Agnelli porta le pentole al Rotary

Il presidente Stefano Mazzuccato: “Una bella storia dell’imprenditoria italiana”

Agnelli porta le pentole al Rotary

Dicono che il diavolo faccia le pentole, ma non i coperchi. Questa volta però a farle, le pentole, è un Angelo. Un gioco di parole per dire che al Rotary Club di Porto Viro è stato protagonista, giovedì sera scorso alle Magnolie di Papozze, Angelo Agnelli, erede di una delle più grandi famiglie legate al mondo dell’alluminio, dell’acciaio e della siderurgia in generale, fondata dall’avo Baldassarre nel 1907.

Il gusto per le cose belle e ben fatte, che rispecchia il titolo del ciclo d’incontri organizzato dal Rotary Club, e poi il rispetto per la tradizione, la passione nel ricercare sempre nuove sfide e l’orgoglio di appartenere ad una grande famiglia e ad una solida azienda. Questo, e molti altri spunti di riflessione, sono stati lanciati da Agnelli durante la conviviale del Rotary Club di Porto Viro. Erede, come detto, di una delle grandi famiglie dell’acciaio italiano e però, come ama definirsi lui, un artigiano. Un’artigianalità che, appunto, opera attorno al mondo della siderurgia e che viene declinato in moltissimi ambiti tra i più noti il design e la realizzazione di pentole d’autore.

A parlare della serata il presidente del Rotary, Stefano Mazzuccato. “Angelo ci ha raccontato la storia della sua famiglia che, come tante altre belle storie dell’imprenditoria italiana, è spesso piena di avversità - le parole di Mazzuccato - qualche difficoltà iniziale, certo, ma che ciononostante hanno condotto sempre al successo e all’amore per il prodotto finale, la cura nel dettaglio e un grande rispetto per i propri collaboratori che sono un motore inarrestabile”.

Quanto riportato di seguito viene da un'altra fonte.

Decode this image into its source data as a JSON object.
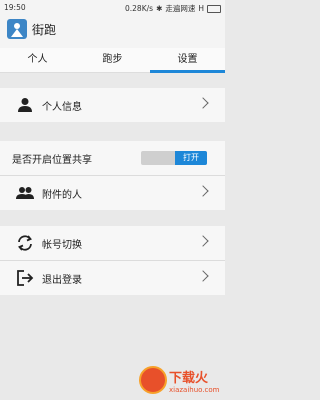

Una storia che ha suscitato tanto interesse nei soci e molte domande. Tra le più emblematiche quelle sullo stato di salute dell’economia italiana e sulle prospettive future per chi fa industria oggi a cui, Angelo Agnelli, ha risposto deciso: “Oggi lo sforzo mio e di tanti colleghi è quello di restare in Italia e continuare qui a fare le cose che sappiamo fare meglio di chiunque altro. Un impegno grande, faticoso ma necessario”.